00:06Ça fait deux week-ends qu'ils sont à plus de 66% à vouloir s'exprimer.
00:13Il y avait 500 candidats RN. Donc quand on dit le RN a été contrebattu par des combinaisons, etc., c'est les électeurs qui ont choisi.
00:24Il y avait 500 candidats RN en lice. Donc s'il y a une contreperformance du RN, c'est que les Français ont choisi.
00:32Et ils n'ont pas voulu d'une majorité RN. C'est comme ça. Donc aujourd'hui, effectivement, on se retrouve avec trois blocs à peu près d'égal niveau,
00:42parce qu'il y a à peu près trois semaines, l'élection européenne, la majorité faisait un score de 14,5 %,
00:53qui a été un des éléments, d'ailleurs, de la dissolution. Bon, aujourd'hui, on est plutôt à 25, ce qui veut dire qu'il y a quand même
01:00une très belle remontada – on peut le dire comme ça – du Bloc central et que le score atteint par les candidats de la majorité RN
01:10ou même des Républicains qui étaient, j'allais dire, dans une situation ni Macron ni Le Pen et qui vont s'en sortir très confortablement.
01:21Bon. Maintenant, il va falloir regarder dans ce qu'on appelle les consultations comment il y a des gens de bonne volonté qui peuvent travailler ensemble
01:30et essayer d'avoir de la cohérence, essayer d'avoir de la cohérence. Parce que quand j'entends M. Mélenchon d'ores et déjà qui s'attribue à la victoire,
01:38c'est une coalition, c'est pas un parti.

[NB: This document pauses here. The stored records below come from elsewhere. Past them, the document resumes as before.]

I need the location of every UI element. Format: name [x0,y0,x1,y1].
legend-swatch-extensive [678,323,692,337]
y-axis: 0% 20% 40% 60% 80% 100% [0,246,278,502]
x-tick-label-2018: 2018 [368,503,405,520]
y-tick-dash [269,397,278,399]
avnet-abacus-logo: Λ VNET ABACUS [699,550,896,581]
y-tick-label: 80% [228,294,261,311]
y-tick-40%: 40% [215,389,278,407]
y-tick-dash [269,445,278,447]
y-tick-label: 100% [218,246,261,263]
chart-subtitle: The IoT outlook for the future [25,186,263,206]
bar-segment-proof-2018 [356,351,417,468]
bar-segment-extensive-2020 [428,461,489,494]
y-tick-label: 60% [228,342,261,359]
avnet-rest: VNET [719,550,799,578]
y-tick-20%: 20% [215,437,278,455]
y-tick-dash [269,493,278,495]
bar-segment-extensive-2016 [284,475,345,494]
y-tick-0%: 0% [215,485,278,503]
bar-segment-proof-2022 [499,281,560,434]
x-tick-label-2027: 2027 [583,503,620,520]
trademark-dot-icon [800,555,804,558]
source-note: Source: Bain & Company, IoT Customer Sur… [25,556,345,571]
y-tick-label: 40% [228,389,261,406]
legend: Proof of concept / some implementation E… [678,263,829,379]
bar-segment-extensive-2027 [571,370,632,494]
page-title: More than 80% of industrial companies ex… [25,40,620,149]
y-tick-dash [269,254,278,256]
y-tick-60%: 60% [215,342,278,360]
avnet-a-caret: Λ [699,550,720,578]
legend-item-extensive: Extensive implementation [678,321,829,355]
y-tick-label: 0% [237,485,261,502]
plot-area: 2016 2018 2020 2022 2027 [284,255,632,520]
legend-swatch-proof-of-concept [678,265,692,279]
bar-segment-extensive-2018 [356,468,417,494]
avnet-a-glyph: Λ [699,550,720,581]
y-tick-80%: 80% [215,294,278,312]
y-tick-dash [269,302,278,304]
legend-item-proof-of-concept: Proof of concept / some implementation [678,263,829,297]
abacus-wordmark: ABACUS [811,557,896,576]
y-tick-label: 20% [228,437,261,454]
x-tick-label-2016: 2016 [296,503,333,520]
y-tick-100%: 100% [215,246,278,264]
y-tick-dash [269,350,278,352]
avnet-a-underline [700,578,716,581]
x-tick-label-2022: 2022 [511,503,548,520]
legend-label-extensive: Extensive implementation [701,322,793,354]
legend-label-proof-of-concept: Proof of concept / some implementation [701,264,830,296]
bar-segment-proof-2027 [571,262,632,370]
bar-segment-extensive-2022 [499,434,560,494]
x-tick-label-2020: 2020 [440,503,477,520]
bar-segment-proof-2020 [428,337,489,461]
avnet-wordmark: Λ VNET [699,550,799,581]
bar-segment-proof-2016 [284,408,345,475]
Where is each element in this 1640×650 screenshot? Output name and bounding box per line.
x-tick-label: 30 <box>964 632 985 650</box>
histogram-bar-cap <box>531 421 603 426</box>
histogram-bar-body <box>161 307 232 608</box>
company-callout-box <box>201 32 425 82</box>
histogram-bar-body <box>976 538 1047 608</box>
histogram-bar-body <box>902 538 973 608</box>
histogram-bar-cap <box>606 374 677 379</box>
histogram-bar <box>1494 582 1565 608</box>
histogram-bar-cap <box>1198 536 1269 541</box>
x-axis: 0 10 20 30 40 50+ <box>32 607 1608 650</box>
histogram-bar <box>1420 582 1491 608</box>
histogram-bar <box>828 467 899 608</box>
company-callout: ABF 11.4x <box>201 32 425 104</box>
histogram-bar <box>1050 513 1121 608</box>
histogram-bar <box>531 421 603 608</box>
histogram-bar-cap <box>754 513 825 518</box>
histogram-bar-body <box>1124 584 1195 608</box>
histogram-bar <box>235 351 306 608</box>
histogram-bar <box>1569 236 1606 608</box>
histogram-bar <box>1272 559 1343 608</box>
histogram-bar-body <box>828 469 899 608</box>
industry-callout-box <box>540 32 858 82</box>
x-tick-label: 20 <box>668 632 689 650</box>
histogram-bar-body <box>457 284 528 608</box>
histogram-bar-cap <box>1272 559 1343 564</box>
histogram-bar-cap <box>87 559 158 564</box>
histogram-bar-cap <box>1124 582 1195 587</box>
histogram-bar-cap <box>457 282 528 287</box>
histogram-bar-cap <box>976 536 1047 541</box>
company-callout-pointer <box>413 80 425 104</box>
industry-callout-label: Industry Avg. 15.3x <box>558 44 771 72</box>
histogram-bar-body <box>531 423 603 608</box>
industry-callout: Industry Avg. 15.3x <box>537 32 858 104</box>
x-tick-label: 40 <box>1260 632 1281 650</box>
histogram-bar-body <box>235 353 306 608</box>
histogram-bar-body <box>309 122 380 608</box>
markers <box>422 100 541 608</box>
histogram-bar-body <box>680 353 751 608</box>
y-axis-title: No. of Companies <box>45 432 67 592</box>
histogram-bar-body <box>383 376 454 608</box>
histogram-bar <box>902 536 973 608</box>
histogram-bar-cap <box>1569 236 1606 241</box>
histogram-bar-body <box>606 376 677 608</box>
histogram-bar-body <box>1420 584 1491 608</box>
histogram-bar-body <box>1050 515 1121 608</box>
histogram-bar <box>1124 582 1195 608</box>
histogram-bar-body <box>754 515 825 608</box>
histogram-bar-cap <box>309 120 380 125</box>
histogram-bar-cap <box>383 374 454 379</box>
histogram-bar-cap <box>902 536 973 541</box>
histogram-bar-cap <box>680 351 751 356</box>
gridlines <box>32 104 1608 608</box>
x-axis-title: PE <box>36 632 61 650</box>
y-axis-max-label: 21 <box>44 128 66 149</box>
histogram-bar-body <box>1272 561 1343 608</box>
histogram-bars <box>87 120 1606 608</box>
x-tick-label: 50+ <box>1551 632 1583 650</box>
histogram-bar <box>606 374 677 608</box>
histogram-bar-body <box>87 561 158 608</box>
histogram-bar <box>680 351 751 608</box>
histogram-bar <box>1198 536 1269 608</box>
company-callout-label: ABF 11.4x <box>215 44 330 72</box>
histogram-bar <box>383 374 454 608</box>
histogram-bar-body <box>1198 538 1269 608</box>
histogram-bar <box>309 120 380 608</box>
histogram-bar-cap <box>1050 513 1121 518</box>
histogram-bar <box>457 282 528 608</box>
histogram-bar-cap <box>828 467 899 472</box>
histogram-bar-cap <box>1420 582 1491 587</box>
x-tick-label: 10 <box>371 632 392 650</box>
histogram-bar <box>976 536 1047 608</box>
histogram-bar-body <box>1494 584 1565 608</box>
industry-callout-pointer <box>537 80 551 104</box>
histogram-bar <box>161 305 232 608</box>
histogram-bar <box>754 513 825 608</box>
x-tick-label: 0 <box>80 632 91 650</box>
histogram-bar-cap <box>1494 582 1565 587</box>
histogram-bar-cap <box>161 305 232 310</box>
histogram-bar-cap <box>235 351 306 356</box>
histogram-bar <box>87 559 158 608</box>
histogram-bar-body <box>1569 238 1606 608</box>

Le RN, il fait un score. Mais c'est un parti. Certes, ils ont M. Ciotti qui les a rejoints.
01:45Mais il y a une forme de cohérence interne qui fait qu'en fonction du score, ils pouvaient ou non jouer un rôle.
01:51En revanche, M. Mélenchon tout seul ne peut pas prétendre avoir le pouvoir sur ses idées.